If you can get the scanned objects as .JPG or .WMF or some other image format for which you have the appropriate .DLLs from the Office suite, then it is pretty easy to build forms with "unbound" image controls. On the form's FormCurrent event, you can fill in the imagename property of each control with the file specification of the scanned image files. I do this all the time with my digital vacation-photo collection.
Then the issue will be pretty simple if a bit tedious. Move/copy the image files to a given folder. Perhaps devise a naming scheme for either the folder or the files themselves. Enter the file names into your recordset fields. Leave the image controls statically unbound and just bind them dynamically.
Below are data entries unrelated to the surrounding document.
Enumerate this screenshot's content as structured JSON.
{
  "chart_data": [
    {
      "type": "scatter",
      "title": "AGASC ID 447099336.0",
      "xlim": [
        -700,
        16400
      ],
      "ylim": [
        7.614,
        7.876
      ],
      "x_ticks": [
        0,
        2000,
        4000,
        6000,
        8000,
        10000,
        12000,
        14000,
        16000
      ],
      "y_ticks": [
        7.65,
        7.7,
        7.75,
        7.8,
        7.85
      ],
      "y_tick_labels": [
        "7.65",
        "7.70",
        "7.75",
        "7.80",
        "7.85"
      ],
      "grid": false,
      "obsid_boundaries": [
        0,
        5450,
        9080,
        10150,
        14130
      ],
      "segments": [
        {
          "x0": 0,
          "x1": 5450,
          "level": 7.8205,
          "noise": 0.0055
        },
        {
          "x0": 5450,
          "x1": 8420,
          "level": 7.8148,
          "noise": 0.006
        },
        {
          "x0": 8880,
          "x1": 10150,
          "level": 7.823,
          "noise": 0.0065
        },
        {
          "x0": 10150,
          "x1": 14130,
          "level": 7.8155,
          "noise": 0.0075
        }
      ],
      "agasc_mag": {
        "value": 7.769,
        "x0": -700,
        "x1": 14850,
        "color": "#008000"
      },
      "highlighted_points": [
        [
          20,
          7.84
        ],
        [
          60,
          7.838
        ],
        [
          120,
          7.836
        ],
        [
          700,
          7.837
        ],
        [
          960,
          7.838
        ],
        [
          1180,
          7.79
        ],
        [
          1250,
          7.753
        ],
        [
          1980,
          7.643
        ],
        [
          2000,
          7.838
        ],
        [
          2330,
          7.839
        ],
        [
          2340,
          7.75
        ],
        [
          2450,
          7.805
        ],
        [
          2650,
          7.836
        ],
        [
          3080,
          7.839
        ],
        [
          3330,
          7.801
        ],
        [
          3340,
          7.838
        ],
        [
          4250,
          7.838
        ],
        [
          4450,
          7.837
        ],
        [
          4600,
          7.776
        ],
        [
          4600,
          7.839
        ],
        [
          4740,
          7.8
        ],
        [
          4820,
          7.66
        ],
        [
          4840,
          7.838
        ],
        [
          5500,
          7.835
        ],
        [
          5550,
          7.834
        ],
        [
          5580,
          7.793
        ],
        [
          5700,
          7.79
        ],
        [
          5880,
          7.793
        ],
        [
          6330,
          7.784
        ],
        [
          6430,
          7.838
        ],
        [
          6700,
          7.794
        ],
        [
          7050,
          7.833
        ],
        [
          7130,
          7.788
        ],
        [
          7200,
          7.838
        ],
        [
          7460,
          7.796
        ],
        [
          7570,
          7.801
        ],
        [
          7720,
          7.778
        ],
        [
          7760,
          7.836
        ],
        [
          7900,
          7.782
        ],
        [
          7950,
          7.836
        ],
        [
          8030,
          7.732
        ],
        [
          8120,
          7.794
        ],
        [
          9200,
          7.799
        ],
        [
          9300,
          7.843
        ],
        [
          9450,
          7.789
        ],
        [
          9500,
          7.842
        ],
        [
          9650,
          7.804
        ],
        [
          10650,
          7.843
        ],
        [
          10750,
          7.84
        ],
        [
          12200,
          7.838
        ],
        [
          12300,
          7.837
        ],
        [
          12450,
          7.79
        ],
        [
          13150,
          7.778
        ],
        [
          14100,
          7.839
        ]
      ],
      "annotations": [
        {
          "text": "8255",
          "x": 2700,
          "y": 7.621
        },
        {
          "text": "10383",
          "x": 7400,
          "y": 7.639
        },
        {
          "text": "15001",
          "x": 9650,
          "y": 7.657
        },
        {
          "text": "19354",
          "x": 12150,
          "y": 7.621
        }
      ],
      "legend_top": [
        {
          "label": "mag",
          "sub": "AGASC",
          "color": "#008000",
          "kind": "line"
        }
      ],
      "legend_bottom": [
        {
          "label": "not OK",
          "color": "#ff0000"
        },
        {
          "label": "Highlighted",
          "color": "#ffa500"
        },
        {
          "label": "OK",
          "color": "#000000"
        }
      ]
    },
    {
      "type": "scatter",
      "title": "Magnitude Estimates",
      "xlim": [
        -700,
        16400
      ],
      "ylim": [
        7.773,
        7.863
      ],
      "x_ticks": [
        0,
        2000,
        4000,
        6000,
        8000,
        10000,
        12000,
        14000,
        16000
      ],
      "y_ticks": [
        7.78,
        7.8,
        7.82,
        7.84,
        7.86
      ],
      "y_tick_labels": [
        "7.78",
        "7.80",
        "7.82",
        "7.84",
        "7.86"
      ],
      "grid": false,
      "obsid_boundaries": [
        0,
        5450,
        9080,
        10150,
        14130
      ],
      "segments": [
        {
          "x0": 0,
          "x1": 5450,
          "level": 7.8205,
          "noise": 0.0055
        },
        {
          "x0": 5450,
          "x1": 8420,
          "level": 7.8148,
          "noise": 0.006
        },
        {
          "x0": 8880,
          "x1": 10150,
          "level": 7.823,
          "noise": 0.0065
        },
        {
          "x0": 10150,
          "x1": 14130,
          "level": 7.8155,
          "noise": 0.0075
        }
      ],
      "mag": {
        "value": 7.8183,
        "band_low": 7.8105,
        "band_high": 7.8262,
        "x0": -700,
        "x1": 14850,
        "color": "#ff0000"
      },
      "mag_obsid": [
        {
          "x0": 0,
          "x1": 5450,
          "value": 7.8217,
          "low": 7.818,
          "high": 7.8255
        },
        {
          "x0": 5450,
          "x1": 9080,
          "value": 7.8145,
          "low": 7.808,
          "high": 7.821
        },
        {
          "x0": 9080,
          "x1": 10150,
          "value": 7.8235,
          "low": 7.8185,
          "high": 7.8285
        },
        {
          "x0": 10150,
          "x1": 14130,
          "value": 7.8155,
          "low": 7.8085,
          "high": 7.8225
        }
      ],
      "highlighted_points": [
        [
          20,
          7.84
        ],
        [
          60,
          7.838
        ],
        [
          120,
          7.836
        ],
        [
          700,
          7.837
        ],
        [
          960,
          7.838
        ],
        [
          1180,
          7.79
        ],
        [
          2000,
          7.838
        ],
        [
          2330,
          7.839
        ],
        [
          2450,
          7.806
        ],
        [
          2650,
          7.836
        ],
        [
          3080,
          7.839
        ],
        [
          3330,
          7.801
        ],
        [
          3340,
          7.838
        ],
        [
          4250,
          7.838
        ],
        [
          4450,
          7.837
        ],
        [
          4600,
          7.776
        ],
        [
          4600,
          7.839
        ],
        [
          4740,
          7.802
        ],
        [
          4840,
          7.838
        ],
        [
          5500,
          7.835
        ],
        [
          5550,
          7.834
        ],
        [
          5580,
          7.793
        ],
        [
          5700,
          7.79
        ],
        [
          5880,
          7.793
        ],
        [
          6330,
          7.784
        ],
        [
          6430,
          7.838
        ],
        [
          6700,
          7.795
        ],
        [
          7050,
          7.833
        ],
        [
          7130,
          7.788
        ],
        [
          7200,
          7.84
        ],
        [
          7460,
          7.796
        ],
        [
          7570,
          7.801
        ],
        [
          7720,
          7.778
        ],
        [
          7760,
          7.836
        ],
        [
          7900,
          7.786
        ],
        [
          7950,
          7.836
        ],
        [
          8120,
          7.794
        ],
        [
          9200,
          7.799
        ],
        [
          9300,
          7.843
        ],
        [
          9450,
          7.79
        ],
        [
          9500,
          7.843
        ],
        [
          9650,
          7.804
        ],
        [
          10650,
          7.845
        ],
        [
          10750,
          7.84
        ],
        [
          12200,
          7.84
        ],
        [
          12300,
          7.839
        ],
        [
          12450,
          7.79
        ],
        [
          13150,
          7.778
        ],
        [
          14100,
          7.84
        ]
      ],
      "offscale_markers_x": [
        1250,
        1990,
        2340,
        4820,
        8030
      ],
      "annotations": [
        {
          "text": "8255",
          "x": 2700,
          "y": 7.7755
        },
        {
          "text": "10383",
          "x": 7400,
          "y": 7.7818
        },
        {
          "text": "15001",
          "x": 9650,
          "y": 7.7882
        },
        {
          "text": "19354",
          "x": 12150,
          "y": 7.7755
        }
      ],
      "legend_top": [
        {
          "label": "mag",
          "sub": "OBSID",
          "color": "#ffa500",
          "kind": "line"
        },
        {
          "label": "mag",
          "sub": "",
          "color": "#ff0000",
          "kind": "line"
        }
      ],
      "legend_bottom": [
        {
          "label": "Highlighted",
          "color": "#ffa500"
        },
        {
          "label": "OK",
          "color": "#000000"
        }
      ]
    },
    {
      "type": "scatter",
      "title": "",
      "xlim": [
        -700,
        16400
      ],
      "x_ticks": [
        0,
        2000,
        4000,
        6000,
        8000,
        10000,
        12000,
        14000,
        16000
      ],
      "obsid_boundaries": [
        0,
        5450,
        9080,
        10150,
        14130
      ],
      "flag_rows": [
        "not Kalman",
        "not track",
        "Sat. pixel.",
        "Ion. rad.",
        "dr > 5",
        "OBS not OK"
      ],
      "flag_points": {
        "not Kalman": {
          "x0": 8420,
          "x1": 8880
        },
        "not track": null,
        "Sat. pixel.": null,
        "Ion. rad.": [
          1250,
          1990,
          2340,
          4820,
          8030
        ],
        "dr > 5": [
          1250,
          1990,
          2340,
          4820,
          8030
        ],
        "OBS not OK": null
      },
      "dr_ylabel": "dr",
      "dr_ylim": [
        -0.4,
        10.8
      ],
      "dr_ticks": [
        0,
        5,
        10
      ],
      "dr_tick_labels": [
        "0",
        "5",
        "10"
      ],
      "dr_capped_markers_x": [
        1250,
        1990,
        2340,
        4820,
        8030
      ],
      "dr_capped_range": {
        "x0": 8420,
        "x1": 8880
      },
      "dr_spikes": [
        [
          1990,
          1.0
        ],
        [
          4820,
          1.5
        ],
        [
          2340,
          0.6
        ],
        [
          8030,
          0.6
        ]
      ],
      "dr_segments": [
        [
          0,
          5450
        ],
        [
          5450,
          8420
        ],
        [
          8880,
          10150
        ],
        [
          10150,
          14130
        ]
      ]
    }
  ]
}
You might have to build TWO forms - one with extra button controls that allow you to browse for the images to be used and another one that only calls up images when the appropriate fields are filled with image file names. I.e. a display-only form. But the point is, an image control's imagename property is how you do what you described. That way, the only thing actually in the database is the text of the file name, not the entire binary stream that is the image file.
You have a couple of options to play with for image properties. I think there is a tile option, which you don't want. You can choose to crop or expand the image. Crop in that context means if the image is too large, it gets cropped but is displayed at its "natural" size. If it is too small, you will see a background around the image inside the control. Expand in that context could also mean "shrink" - basically, stretch or squeeze the image to fit the control. When you do this, watch out for image anomalies if the aspect ratio of the control and of the image don't match. Hint: Make them match.